The unconscionable number of killings and mass blinding, on top of the massive humanitarian fallout of three decades of violence, has only deepened the feelings of desolation and consequent alienation from New Delhi. Along the way, the romanticised discourse on Azadi becomes enmeshed with the discourse of violent means to achieve it, and, further ahead, touches base with ideologies — some of them transnational in their appeal — that champion an endless armed resistance.

Politically troubled future

The four months of mass groundswell, attendant with the curfews and shutdowns, have brought Kashmir to the brink of an economic collapse. Nearly everyone, with the exception of government employees, is losing their livelihood.
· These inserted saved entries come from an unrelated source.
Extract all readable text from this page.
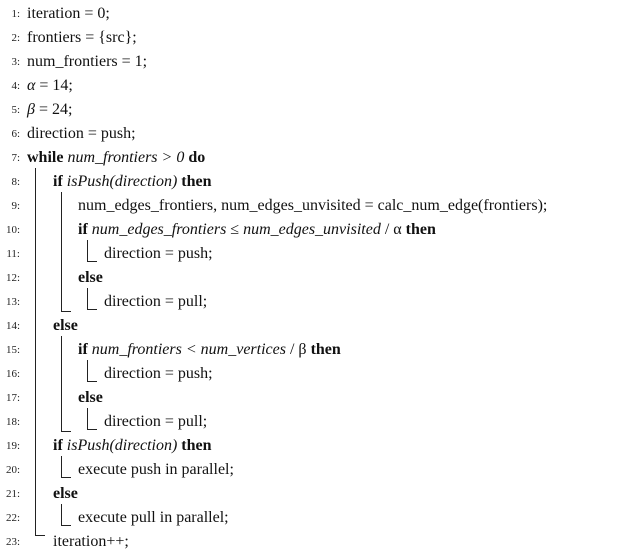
1:
2:
3:
4:
5:
6:
7:
8:
9:
10:
11:
12:
13:
14:
15:
16:
17:
18:
19:
20:
21:
22:
23:
iteration = 0;
frontiers = {src};
num_frontiers = 1;
α = 14;
β = 24;
direction = push;
while num_frontiers > 0 do
if isPush(direction) then
num_edges_frontiers, num_edges_unvisited = calc_num_edge(frontiers);
if num_edges_frontiers ≤ num_edges_unvisited / α then
direction = push;
else
direction = pull;
else
if num_frontiers < num_vertices / β then
direction = push;
else
direction = pull;
if isPush(direction) then
execute push in parallel;
else
execute pull in parallel;
iteration++;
Shopkeepers have thrown out their salesmen, hoteliers their cooks and waiters, and daily-wage earners have been forced to live on doles. Other small businesses, including the local newspapers, have either sacked staff or drastically cut wages.

New Delhi appears impervious to these hardships. After initial feeble attempts at some engagement, it gave up all pretence of a political outreach. Ever since the visit in August of the all-party delegation, which found no takers among the separatist and civil society groups, the Centre has not embarked on any initiative to defuse the volatile situation.

This has left Kashmir feeling embittered. The youth apprehend an economically unwelcoming and politically troubled future, caught up in the parallel narratives of Islamabad and New Delhi, and their respective play in the competing politics of the separatists and mainstream parties in the state.

According to the 2011 J&K Economic Survey, the number of unemployed youths registered at the district employment and counselling centres was 6.01 lakh. Officials reckon the number would go up to 10 lakh in 2017. But there are fewer job opportunities for them.

The Annual Employment and Unemployment Survey Report for 2012-13 says that at 10 per cent, J&K has the highest unemployment rate in north India. The reason for this is the absence of a robust private sector; the State government, which is currently the largest employer, is in no position to provide jobs to all.

The prevailing situation in J&K is as follows: The uncertain and interrupted schooling deprives Kashmiri youth of proper education and skills. The lack of employment opportunities denies them a future. And the lingering conflict in the State frames their world view and determines their lives and choices. It also exacts heavy costs in terms of loss of life and injury.

If anything, this renders the Kashmir of today structurally unfavourable to its children. And this scenario can only be expected to continue unless there is a fundamental shift in the factors at play.